荷車にのる僕達とちがって、待遇のよい扱いを受け客席にいるのは3名の冒険者である。(品定めするようにこっちを見るなよなー気持ち悪い)
「あのみぅって初心者冒険者は、下級に置いとくにはかなり惜しい位の回復魔力を秘めてるよな」
少し生意気にみぅを見てる奴がいる。
名前/ロイヤル・レールマン
黒髪で屈強なガタイをしたいかつめの男。パッと見は静かで強そうな感じはするが性格はあれだな、人を見下してるというかなんというか、常に自分の立場を当てはめて人と話してる様なきがする。(口を開けば雑魚に見える)
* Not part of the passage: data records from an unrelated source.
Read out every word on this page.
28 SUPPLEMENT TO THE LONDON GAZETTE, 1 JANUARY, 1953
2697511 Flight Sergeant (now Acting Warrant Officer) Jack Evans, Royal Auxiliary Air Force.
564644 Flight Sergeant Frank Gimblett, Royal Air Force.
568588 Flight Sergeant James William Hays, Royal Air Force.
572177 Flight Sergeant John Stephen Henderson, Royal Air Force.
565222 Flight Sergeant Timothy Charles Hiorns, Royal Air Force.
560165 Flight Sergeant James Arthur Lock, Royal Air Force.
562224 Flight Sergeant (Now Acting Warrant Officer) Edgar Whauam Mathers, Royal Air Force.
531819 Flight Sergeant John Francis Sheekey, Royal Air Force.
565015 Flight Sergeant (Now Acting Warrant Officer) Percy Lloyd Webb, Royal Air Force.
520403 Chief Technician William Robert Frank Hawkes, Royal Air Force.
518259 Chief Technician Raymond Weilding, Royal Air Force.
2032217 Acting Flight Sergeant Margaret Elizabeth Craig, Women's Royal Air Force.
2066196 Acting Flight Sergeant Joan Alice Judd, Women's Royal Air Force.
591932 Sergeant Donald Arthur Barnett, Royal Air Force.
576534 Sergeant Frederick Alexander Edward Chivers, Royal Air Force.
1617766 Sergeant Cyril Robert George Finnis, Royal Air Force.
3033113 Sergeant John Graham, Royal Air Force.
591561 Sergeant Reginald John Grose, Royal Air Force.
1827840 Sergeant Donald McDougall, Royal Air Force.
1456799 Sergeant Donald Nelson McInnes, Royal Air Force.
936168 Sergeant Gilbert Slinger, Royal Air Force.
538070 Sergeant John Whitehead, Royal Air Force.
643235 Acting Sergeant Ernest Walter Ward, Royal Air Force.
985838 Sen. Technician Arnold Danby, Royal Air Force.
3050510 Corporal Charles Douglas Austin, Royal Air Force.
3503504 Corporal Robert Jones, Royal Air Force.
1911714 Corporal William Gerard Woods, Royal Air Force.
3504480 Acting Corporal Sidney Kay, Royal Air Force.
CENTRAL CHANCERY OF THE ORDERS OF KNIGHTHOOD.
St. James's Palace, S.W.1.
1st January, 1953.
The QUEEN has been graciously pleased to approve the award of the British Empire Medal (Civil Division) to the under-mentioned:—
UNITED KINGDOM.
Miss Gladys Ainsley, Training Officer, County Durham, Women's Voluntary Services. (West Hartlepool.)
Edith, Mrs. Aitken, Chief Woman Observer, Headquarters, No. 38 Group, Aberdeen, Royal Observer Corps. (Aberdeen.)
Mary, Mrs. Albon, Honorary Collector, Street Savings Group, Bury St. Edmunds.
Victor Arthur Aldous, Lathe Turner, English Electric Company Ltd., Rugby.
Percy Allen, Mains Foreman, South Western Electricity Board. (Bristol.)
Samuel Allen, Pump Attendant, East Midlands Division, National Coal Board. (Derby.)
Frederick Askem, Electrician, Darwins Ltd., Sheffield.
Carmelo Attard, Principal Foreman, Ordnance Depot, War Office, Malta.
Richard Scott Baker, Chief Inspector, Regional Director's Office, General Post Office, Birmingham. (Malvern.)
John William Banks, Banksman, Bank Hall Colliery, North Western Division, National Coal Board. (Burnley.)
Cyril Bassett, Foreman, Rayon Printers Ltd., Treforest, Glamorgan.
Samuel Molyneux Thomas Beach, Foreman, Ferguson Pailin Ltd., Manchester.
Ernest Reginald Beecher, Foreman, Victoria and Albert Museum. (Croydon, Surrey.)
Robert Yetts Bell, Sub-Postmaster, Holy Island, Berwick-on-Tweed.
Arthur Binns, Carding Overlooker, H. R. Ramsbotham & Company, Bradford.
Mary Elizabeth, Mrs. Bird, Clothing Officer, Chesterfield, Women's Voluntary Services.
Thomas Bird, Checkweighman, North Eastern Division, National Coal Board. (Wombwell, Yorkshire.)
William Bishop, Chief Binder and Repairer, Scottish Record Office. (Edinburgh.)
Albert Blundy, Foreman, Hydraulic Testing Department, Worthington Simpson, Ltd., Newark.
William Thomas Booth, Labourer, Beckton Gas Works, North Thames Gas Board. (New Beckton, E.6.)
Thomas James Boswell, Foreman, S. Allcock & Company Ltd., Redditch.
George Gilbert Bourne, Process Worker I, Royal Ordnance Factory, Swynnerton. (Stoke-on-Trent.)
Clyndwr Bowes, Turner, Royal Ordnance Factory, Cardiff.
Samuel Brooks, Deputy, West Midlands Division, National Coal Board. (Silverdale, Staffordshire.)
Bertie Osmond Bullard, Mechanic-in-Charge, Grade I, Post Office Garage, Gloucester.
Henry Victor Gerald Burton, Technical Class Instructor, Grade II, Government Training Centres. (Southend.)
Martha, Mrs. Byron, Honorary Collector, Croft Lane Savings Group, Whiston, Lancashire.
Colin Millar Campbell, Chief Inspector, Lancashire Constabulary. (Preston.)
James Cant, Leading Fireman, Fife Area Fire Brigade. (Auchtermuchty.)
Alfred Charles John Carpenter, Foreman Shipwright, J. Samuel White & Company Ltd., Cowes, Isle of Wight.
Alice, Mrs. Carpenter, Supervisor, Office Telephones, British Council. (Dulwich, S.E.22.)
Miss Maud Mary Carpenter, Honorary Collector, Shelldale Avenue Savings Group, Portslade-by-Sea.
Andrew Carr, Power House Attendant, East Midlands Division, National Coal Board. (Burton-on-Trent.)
「そうかな?僕はあのみぃって子を推薦するよ、取り逃した2匹のゴブリンから馬車を守った護りの水を見ただろう?あの子は実力的には中級冒険者に引けを取らないよ」
ちらちらとみぃを見る男。
名前/オーソン・バドエロ
金に赤が交じった髪色の男、どこぞの貴族なのだろうやたらと金装飾を身に付けている。
服装もやたらと煌びやかな外見だな。
(ぼんぼんって奴なんだろなー)
「そんなことばっかり言って!どーせ女の子目当てなんでしょ?少しは今日の護衛の事考えたらどうなの?可愛い女の子が一緒のクエストになったってだけで鼻の下伸ばしてさ、いつもみたいにちゃんとしたら怪我だってしてないでしょ!」
しっかり者のお母さんタイプ?な女の人だな。タイプじゃない。
名前/アリー・リートム
青髪の女の人、顔は~人間って感じ……つまり普通だな。
口ではみぃとみぅの事を気にかけてる感じだが、たまーに睨んでる感じを見るに、この女は男のどっちかに好意があって、美少女である2人を近づけないって感じだな。
(安心しろ、うちの2人をそんなモブAモブBとお近付きにさせるつもりは無いからな)
むしろ2人の男とハーレムでもしてたらいいと思うわ。
☆☆☆☆☆
「にしても、今日は平和だな」と先輩冒険者さんが言っている。
「そうだな~いいとこ見せるには、相手がゴブリンじゃな~」
そのゴブリンに怪我させられてるのによく言うよな。
「平和なのはいい事じゃ……ない!?」
「おわ!?」「ぬあ!?」
会話する2人にドーンと腕組みするように横入りする女冒険者、多分これあれだな。(2人狙いか……)修羅場は見てみたいがうちの2人には少しばかり教育に悪そうだから御遠慮して貰いたいな。
あっちなみにだが、今日が平和?ってのは違うんだな。
盗賊の群れが度々こっちへ向かってきてるのを魔力で感知はしてるから、そっと風魔法で吹き飛ばしてるだけなんだ。
(今日はうちの2人は戦えないし、みぃの守の修行にはまだまだゴブリンで事足りるからな~)
というか、あの盗賊の群れ相手だとこの先輩方直ぐに死にそうだし、うちの2人でも少ししんどそうだから……流石に馬車主に僕の正体もバレたくないし仕方ないだろ?)